Il Fato, come nelle migliori commedie, risolve in fretta la faccenda; la ruota è serrata, saluti e ringraziamenti, tutti saltano in sella e si dileguano velocemente, un po’ perché è tardi, un po’ perché hanno timore che me ne capiti un’altra. Io, ormai solo con la compagnia di due ciclisti in pausa foto e fiato, raccolto i miei pezzi ed i rottami che butto nella sacca, giro con calma la moto, che per agevolare le operazioni era tornata in direzione Monesi, e riprendo quindi sperando che tutto vada, per gli ultimi dieci chilometri verso il colle di Tenda. La moto va, la ruota tiene.

Al posto pedaggio in uscita mi qualifico per ringraziare, ma non sono accolto con astio; persona davvero gentile.
Sono quasi le sei. Dove si incrociano le strade, verso Limone asfaltata e l’altro pezzo di VdS verso Tende e Casterino, c’è un bel bar con terrazza soleggiata, mia salvezza alla prima VdS del 2007, dove ero arrivato stremato e mi ero fermato per una coca (cola) corretta extra zucchero per riprendere energie, non prima di aver avvisato della sosta la scopa Marco “Lupo”, che pazientemente mi aveva scortato sino lì e quindi lasciato con i ragguagli per raggiungere la comitiva al forte.
Si vede che è mio destino arrivare lì un po’ provato, questa volta però non dalla fatica, che la strada mi è piaciuta assai. E mentre mi godo una fetta di torta al cioccolato, ho un po’ di rammarico per la sterrata verso Casterino, che non è più ora di affrontare, neanche in parte, soprattutto dopo essermi già giocato in giornata un paio di Deus ex machina.

Torno a casa seguendo la via più breve: Cuneo, Fossano, Bra e poi Alba, comunque bello gasato per la giornata.

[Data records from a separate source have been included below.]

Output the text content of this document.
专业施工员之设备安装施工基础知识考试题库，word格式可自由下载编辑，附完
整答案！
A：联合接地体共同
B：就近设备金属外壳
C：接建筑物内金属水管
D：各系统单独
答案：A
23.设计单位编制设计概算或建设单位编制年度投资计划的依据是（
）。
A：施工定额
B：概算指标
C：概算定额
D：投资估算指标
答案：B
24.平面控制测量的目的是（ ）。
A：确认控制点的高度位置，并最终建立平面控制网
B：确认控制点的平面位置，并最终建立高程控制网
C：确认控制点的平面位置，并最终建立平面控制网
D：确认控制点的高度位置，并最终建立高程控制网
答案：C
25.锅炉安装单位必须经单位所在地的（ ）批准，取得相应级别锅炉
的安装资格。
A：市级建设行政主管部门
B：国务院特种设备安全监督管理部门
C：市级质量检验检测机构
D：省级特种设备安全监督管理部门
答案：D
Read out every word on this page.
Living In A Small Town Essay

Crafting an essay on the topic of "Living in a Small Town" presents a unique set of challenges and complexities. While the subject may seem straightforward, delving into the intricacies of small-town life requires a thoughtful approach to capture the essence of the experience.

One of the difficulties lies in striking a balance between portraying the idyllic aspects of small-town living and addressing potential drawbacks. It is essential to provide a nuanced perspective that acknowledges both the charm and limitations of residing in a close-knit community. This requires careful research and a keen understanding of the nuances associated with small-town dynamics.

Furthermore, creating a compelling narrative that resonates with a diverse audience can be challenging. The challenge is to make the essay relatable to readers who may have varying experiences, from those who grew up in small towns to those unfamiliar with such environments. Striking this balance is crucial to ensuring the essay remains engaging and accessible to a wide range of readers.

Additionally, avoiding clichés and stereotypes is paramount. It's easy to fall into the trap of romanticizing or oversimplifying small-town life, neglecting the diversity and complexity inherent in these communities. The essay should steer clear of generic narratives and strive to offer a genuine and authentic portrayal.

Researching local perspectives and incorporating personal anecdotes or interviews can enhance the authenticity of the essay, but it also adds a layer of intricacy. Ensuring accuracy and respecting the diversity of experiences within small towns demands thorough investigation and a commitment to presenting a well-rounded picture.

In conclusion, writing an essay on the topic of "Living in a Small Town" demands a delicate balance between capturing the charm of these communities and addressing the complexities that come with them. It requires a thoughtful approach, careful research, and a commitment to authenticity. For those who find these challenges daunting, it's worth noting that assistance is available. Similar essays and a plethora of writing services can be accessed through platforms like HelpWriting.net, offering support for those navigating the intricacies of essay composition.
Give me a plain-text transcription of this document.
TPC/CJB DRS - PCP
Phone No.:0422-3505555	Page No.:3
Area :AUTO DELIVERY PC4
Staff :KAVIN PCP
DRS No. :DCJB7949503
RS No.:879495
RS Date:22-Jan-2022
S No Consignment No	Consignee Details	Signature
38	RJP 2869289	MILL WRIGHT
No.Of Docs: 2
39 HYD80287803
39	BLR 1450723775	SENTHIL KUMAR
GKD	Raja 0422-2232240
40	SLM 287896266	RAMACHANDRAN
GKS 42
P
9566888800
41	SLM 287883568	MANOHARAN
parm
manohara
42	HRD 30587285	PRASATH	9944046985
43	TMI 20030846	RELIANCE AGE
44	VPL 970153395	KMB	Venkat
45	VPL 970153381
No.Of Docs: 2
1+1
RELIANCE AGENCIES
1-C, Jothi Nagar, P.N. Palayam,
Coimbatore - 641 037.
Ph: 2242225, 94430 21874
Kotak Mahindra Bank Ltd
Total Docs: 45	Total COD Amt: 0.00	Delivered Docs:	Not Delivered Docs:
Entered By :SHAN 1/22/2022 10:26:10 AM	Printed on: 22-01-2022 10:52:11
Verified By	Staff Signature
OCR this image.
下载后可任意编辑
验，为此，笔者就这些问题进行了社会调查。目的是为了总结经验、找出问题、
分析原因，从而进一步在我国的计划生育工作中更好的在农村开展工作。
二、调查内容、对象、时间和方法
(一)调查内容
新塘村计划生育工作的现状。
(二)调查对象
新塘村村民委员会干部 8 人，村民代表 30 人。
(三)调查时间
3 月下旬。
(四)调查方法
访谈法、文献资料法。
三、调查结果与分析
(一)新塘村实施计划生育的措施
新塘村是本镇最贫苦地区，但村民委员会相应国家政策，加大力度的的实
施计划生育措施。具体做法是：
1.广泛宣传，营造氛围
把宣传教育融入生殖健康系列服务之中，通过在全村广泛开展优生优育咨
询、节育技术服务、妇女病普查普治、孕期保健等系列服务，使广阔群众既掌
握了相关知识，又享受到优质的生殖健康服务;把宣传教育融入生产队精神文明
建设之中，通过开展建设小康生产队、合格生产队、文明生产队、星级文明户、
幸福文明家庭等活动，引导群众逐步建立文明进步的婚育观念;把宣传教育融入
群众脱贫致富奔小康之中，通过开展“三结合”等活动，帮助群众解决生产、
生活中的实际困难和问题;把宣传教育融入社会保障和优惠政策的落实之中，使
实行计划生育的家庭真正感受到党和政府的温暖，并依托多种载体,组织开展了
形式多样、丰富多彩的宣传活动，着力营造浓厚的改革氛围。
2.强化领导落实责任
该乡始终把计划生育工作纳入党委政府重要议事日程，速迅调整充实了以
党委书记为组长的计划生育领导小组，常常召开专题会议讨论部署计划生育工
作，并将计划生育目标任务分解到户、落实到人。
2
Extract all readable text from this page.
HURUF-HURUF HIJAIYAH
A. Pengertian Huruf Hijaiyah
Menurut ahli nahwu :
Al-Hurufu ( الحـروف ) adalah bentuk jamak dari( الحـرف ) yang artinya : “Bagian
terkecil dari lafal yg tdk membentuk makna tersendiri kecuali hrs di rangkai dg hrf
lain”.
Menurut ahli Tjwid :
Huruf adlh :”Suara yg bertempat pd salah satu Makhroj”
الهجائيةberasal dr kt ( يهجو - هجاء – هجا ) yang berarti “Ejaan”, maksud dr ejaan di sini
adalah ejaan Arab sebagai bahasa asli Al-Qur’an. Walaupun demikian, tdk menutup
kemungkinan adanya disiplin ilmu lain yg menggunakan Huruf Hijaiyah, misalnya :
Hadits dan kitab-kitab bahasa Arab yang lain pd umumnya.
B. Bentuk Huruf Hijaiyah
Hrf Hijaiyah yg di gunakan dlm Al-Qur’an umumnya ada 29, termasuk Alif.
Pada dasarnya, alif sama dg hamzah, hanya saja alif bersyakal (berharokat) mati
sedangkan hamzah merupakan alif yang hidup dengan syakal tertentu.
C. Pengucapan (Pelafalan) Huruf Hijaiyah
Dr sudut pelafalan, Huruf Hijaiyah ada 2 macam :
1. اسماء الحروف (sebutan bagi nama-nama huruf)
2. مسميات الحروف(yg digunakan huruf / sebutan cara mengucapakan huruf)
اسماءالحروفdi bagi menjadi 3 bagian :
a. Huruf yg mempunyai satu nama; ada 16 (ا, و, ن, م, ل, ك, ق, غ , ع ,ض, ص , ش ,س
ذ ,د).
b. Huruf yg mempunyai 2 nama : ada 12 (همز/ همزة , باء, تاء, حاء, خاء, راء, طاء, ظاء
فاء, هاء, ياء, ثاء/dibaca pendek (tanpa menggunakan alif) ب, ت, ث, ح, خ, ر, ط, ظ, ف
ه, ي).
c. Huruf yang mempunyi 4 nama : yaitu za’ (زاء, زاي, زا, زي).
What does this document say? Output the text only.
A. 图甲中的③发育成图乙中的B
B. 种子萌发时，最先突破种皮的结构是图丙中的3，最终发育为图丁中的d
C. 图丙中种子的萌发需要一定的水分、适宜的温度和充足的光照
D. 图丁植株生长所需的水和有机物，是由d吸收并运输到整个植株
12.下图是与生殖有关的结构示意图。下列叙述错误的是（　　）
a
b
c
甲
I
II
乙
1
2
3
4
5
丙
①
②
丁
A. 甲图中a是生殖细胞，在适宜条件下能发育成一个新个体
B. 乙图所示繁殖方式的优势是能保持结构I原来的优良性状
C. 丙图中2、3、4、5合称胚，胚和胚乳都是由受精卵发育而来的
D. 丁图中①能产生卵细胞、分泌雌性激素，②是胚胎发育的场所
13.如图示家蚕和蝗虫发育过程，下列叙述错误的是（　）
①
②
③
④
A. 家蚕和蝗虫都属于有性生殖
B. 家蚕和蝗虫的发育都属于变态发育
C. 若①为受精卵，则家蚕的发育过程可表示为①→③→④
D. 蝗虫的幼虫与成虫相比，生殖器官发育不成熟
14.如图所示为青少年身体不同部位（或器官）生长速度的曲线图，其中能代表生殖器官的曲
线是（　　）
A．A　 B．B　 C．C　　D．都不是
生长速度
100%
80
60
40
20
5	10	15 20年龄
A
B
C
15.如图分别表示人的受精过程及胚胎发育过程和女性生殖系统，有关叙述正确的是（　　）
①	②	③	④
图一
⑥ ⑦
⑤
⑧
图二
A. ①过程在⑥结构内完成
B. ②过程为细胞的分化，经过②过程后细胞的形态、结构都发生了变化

Forse lo sarei stato meno se avessi dovuto dormire in pensione a Limone, con un costume da bagno in pura plastica, come unico ricambio ai pantaloni da cross! Già da Alba e fino ad Alessandria non penso più alla strada che conosco più che bene e nella mia mente inizio già a scrivere questo racconto.
Per fortuna la solidarietà tra i motociclisti non è un luogo comune, ma una realtà consolidata e quando c’è un po’ di sfiga, arriva poi anche un po’ di culo. Si può dire “culo”? Dovrei chiederlo a quel gentile motociclista, del capannello degli inutili volenterosi, massimo quarantenne, che continuava a chiamarmi “signore” ed a darmi del Lei, nonostante le mie ed altrui rimostranze per adottare il “tu”, che siamo tutti motociclisti. Colpa della rigida educazione materna, si scusava lui, incapace di abbandonare le buone maniere, anche in mezzo alla polvere ed ai sassi della VdS.
PS: senza scomodare Sigmund Freud o Roberto Giacobbo di Kazzenger, la spiegazione del mio sogno “premonitore” è banale. Non ero preoccupato della strada, che sapevo risistemata a dovere ed alla mia portata, avendola già fatta quando era più brutta lei e meno esperto io, né della tenuta meccanica del transalp, rimesso a posto da poco da un bravo meccanico (Massimoto, di Alessandria). Piuttosto sapevo di non saper affrontare da solo una sempre possibile foratura. Questa mia “angoscia” ha evidentemente generato il sogno giusto al momento giusto.